Zeer vooruitstrevend voor zijn tijd, sportman en promotor van een opgerichte voetbalclub werd deze baas van Le Lis de spil van het sportgebeuren, de man die op patriarchale manier voor zijn arbeiders zorgde, even gekend als een burgemeester, populair en toch gevreesd. De uitbouw van de fabriek bracht met zich de vestiging van Nederlandse families mee, als bedrijfsleider, technisch en administratief hoger kader, in de volksmond gekend als “de Hollanders”. Als stonden ze vaak niet in het dorpsleven, toch hadden hun gewoonten en gedragingen ontegenzeggelijk hun invloed op de Hamse gemeenschap. Veel groter echter was de invloed in een steeds uitbreidende fabriek. Een voor zijn tijd modern fabrieksbeleid, sterk verschillend met de Hamse familiebedrijven, zorgde voor een snelle technische en commerciële uitbouw, met zich meebrengend een toenemend aantal werkkrachten (1280 in de topperiode). Le Lis werd een begrip in Hamme, Le Lis was toonaangevend en stabiel.
In 1933 ontstond een tapijtweverij met ververij en droogkamers. De oude bros- en moerzoekwevers leerden de modernste geouwen bedienen en de Lis groeide. De ingang van de fabriek was toen nog in de Hoogstraat, waar, samengedrukt tussen de kleine huizekens in de smalle straat, de burelen en magazijnen te klein werden. In het baantje werd van hovenier Hutsebout een groot stuk grond gekocht, waar onder de leiding van de jonge directeur, C. Bosman, nieuwe gebouwen ingeplant werden: een bankweverij, schaftlokalen, burelen en een grote sisalspinnerij. Een nieuwe jute-afdeling was nog maar nauwelijks in het bedrijf, of een staalkabelcomplex rees uit de grond.
Achter dit alles stond de hardwerkende Hammenaar, de eenvoudige man waarop men bouwen kon, en Le Lis bouwde.

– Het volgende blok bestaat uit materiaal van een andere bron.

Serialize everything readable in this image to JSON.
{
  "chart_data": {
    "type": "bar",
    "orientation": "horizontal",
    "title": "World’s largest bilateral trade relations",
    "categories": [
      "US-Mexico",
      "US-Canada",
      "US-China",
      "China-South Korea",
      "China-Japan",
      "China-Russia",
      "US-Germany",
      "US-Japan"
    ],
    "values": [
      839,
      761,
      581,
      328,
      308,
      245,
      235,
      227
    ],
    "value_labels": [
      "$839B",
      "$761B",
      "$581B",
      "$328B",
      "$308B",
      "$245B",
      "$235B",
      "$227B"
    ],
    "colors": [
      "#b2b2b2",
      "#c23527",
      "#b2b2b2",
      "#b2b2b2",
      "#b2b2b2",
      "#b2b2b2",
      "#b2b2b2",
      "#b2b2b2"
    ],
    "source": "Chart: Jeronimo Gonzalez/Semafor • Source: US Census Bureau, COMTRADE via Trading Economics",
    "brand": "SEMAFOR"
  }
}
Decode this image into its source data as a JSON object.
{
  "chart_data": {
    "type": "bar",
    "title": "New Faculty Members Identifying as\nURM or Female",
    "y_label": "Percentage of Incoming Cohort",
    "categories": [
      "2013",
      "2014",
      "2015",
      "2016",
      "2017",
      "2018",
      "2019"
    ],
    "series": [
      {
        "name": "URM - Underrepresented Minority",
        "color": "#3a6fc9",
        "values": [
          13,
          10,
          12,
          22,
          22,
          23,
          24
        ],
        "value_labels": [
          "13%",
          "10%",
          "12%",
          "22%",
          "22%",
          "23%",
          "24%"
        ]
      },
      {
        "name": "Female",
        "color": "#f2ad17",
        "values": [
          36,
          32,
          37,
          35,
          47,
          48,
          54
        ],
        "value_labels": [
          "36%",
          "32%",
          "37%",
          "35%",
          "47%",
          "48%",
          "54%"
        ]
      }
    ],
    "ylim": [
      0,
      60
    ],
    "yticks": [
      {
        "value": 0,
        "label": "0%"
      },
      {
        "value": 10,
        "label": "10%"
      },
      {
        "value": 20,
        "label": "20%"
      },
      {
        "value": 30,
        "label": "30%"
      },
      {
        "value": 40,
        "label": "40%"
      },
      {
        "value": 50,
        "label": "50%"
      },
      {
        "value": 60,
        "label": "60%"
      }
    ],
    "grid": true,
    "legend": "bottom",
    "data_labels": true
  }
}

Waar tot heden een min of meer zelfstandige leiding het bedrijf dirigeerde, werden nu de familiebanden met het moederbedrijf in Nederland vaster. Benevens de uitbreiding van de staaldraadkabelafdeling werd de bouw van een nieuwe oogstgarenspinnerij verwezenlijkt, met als laatste aanwinst een extrusie-afdeling voor polypropgarens. Doorheen goede en moeilijke jaren werken de nazaten der Hamse touwslagers verder. De “Lis” werd een wereldfirma, wellicht de enige in zijn soort van harde vezelverwerking. Dit waren de gouden jaren, waar om iedere arbeider gevochten werd, geloofd en geprezen. Twaalfhonderd tachtig werknemers, drieploegen stelsel en autobussen die de arbeiders tot aan de Nederlandse grens ophaalden. Bals, St. Niklaas feesten, decoratie-uitreikingen van felbegeerde gouden en zilveren “Lisspeldjes”, lofwoorden met eten en drank voor de mannen en vrouwen van de Lis, gevierd en bejubeld.
Na 1970 veranderde het, eerst nauwelijks merkbaar, maar de kunstvezel werd meer en meer gebruikt in touwwerk en landbouwgarens. Er moest ontslagen worden. De mensen kregen afscheidspremies en prepensioen. Waarvoor moest men zich zorgen maken. De grote Lis ging echter geniepig naar zijn ondergang.
De oude bazen, de echte touwslagers verdwenen. In hun plaats kwamen de geleerde mannen met hoge diploma’s. Maar met diploma’s maakt men geen touwwerk. Ze kwamen en gingen. De Hammenaar bleef zolang het hem gegund was, met zijn ouderwetse trouw aan het bedrijf en zijn stielkennis. Hij kon ten laatste alleen nog maar toekijken hoe de tien hectaren Lis afgebroken werd en de grote vlakte volgebouwd met huizen.Hij kon alleen maar stilletjes vloeken "dedju, dedju toch."
TIJDSCHRIFT "LISBODE"
Tijdschrift dat werd uitgegeven door de directie Le Lis, waarin het bedrijf en de mensen aan bod kwamen, alsook aandachtspunten voor veilig werken. Een groot deel van het tijdschrift gaat over mensen die op pensioen of pré-pensioen gaan.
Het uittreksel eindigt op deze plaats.